This notebook uses a heuristic to compute a nonconvex polygon of “minimal” area containing a specified set of points. It is motivated by a question on OR Stack Exchange.

We are going to assume that the solution must be a Hamiltonian tour of a subset of the given points such that all remaining points are contained in the closed polygon defined by that tour. The original question is a bit unspecific as to what is sought. A single piecewise-linear path visiting all points (possibly more than once) would generate a set of area 0 containing the points, but this is likely not what was intended.

library(ggplot2)   # used for plotting
library(plotly)    # for plots with "tooltips" identifying points
library(interp)    # for generating triangulations

To start, we generate a set of points and plot it.

# Set the random number seed for reproducibility.
seedValue <- 20211020
set.seed(seedValue)
# Set the size of the point set.
npoints <- 100
# Generate a data frame of points.
points <- runif(2*npoints) |>
          matrix(nrow = npoints) |>
          data.frame()
colnames(points) <- c("x", "y")
points$index <- 1:npoints
# Plot the points.
basePlot <- ggplot(data = points, mapping = aes(x, y, label = index)) + geom_point()
ggplotly(basePlot)

We compute a triangulation of the points and plot that.

triangulation <- tri.mesh(points[, 1:2])
plot(triangulation)

The triangulation provides the convex hull (as a “tour” of the original points), which we identify and add it to the plot.

# Compute the convex hull.
boundary <- triangulation$chull
# Close the tour by repeating the first point.
tour <- c(boundary, boundary[1])
# Compute the area of the convex hull, using the triangle areas computed by tri.mesh.
cat("Hull area = ", sum(triangulation$cclist[, "area"]), "\n")
Hull area =  0.8651773 
# Add the tour to the point plot and display it.
hullPlot <- basePlot + geom_path(points[tour, ], mapping = aes(x, y))
plot(hullPlot)

Before continuing, we build some convenience functions. The first one takes as input the indices of the endpoints of an edge and returns the index of that edge in the edge list belonging to the triangulation. Note that, in the triangulation, edges are oriented (arcs).
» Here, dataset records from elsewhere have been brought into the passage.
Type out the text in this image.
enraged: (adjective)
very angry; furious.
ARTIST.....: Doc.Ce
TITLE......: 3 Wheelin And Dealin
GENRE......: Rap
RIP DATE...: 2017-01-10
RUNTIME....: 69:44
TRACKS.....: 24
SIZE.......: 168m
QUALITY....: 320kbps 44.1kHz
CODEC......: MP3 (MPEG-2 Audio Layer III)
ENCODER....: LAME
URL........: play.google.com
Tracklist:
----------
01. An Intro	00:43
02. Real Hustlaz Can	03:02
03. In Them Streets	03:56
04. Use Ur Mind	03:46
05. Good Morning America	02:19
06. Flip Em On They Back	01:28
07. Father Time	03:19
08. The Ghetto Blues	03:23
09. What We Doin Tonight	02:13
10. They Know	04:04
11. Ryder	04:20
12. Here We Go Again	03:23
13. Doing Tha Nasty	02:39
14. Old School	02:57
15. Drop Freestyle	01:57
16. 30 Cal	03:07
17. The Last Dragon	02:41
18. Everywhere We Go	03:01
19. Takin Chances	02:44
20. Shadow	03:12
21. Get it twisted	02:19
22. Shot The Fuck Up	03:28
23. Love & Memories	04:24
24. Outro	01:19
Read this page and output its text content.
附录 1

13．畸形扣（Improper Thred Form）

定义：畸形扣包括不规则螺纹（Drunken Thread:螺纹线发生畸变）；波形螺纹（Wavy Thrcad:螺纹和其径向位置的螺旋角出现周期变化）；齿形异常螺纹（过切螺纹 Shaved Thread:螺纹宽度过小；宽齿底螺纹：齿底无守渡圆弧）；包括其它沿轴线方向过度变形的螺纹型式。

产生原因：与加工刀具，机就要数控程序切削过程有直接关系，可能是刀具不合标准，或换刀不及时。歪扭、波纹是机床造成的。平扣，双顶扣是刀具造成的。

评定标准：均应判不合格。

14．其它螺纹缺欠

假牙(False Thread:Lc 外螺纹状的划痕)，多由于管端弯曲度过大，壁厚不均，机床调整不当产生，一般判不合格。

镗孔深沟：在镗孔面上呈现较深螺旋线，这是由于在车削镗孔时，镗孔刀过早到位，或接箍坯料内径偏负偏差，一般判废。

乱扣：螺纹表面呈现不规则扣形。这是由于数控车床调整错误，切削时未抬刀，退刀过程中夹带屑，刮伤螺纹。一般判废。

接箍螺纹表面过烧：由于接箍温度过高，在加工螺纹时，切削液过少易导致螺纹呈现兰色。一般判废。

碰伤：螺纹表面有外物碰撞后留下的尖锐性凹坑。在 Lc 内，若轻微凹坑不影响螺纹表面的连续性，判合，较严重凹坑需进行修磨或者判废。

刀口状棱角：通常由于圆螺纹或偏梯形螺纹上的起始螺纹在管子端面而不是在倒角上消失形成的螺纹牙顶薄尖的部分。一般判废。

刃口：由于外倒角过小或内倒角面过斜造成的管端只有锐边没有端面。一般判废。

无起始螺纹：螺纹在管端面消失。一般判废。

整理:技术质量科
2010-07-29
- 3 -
To compensate, we try both orientations of the edge.

# Inputs: i, j = indices of two points
# Output: the index in triangulation$arcs of the arc between those points
find.edge <- function(i, j) {
  temp <- apply(triangulation$arcs, 1, function(x) (x[1] == i && x[2] == j) || (x[1] == j && x[2] == i))
  which(temp)[1]
}

The next function takes an edge index and finds the indices of all triangles containing that edge

# Input: the index of an edge
# Output: the indices of all triangles containing that edge
find.triangles <- function(i) {
  c(which(triangulation$trlist[, "k1"] == i),
    which(triangulation$trlist[, "k2"] == i),
    which(triangulation$trlist[, "k3"] == i))
}

The following function takes a triangle index and returns the indices of the vertices of that triangle.

# Input the index of a triangle
# Output: the indices of the vertices of the triangle
find.vertices <- function(i) {
  triangulation$trlist[i, c("i1", "i2", "i3")]
}

In what follows, we will be removing edges and triangles. In order to avoid corrupting the original triangulation, we maintain a separate vector showing the number of triangles currently sharing each edge, along with vectors recording the indices of edges and triangles targeted for deletion.
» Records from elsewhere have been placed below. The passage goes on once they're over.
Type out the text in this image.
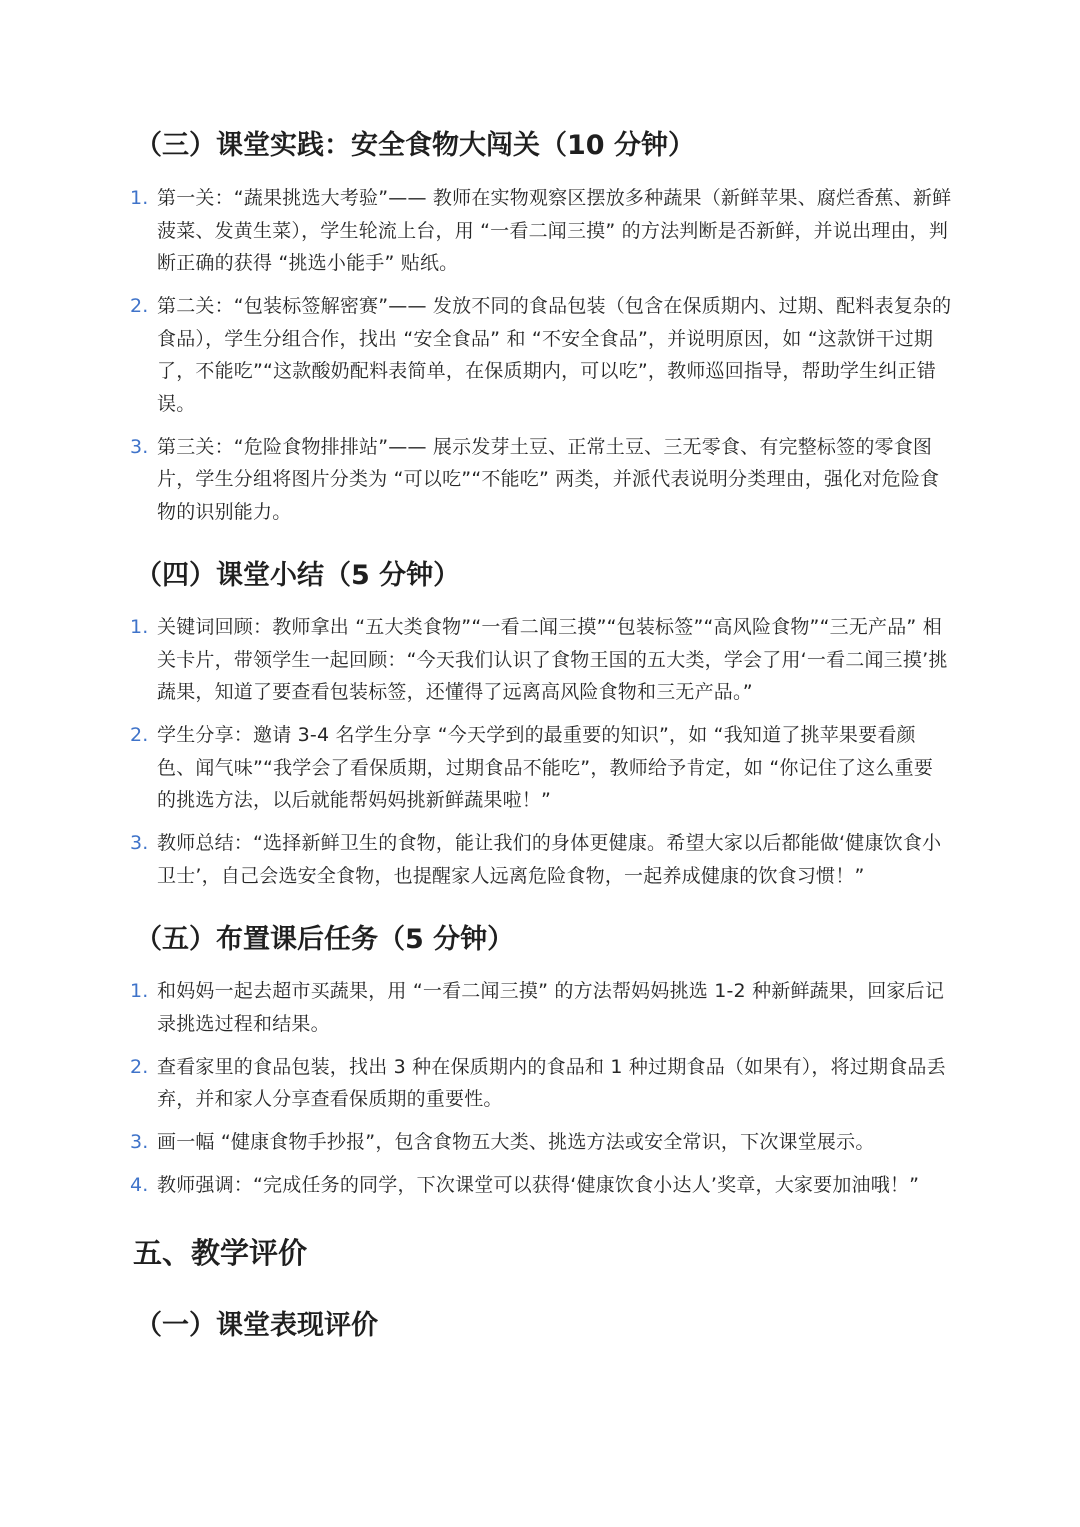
（三）课堂实践：安全食物大闯关（10 分钟）
1. 第一关：“蔬果挑选大考验”—— 教师在实物观察区摆放多种蔬果（新鲜苹果、腐烂香蕉、新鲜菠菜、发黄生菜），学生轮流上台，用 “一看二闻三摸” 的方法判断是否新鲜，并说出理由，判断正确的获得 “挑选小能手” 贴纸。
2. 第二关：“包装标签解密赛”—— 发放不同的食品包装（包含在保质期内、过期、配料表复杂的食品），学生分组合作，找出 “安全食品” 和 “不安全食品”，并说明原因，如 “这款饼干过期了，不能吃”“这款酸奶配料表简单，在保质期内，可以吃”，教师巡回指导，帮助学生纠正错误。
3. 第三关：“危险食物排排站”—— 展示发芽土豆、正常土豆、三无零食、有完整标签的零食图片，学生分组将图片分类为 “可以吃”“不能吃” 两类，并派代表说明分类理由，强化对危险食物的识别能力。
（四）课堂小结（5 分钟）
1. 关键词回顾：教师拿出 “五大类食物”“一看二闻三摸”“包装标签”“高风险食物”“三无产品” 相关卡片，带领学生一起回顾：“今天我们认识了食物王国的五大类，学会了用‘一看二闻三摸’挑蔬果，知道了要查看包装标签，还懂得了远离高风险食物和三无产品。”
2. 学生分享：邀请 3-4 名学生分享 “今天学到的最重要的知识”，如 “我知道了挑苹果要看颜色、闻气味”“我学会了看保质期，过期食品不能吃”，教师给予肯定，如 “你记住了这么重要的挑选方法，以后就能帮妈妈挑新鲜蔬果啦！”
3. 教师总结：“选择新鲜卫生的食物，能让我们的身体更健康。希望大家以后都能做‘健康饮食小卫士’，自己会选安全食物，也提醒家人远离危险食物，一起养成健康的饮食习惯！”
（五）布置课后任务（5 分钟）
1. 和妈妈一起去超市买蔬果，用 “一看二闻三摸” 的方法帮妈妈挑选 1-2 种新鲜蔬果，回家后记录挑选过程和结果。
2. 查看家里的食品包装，找出 3 种在保质期内的食品和 1 种过期食品（如果有），将过期食品丢弃，并和家人分享查看保质期的重要性。
3. 画一幅 “健康食物手抄报”，包含食物五大类、挑选方法或安全常识，下次课堂展示。
4. 教师强调：“完成任务的同学，下次课堂可以获得‘健康饮食小达人’奖章，大家要加油哦！”
五、教学评价
（一）课堂表现评价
deleted.edges <- c()            # edges to delete
deleted.triangles <- c()        # triangles to delete
n.edges <- triangulation$narcs  # number of edges in the original triangulation
# Count how often each edge is shared.
sharing <- sapply(1:n.edges, function(x) length(find.triangles(x)))
# For future use, list the columns in the triangle matrix that give the indices of the edges in a triangle.
edge.cols <- c("k1", "k2", "k3")

The logic of our heuristic is as follows. Consider an edge [a, b] belonging to the current boundary. It must belong to a single triangle, say [a, b, c]. Now assume that c is not currently on the boundary. If we replace [a, b] with [a, c] and [c, b] on the boundary and delete triangle [a, b, c] from the triangulation (adding point c to the boundary), we reduce the area of the polygon without losing any points. The requirement that c not already be on the boundary stems from the need for the boundary to be a Hamiltonian path (each point visited exactly once).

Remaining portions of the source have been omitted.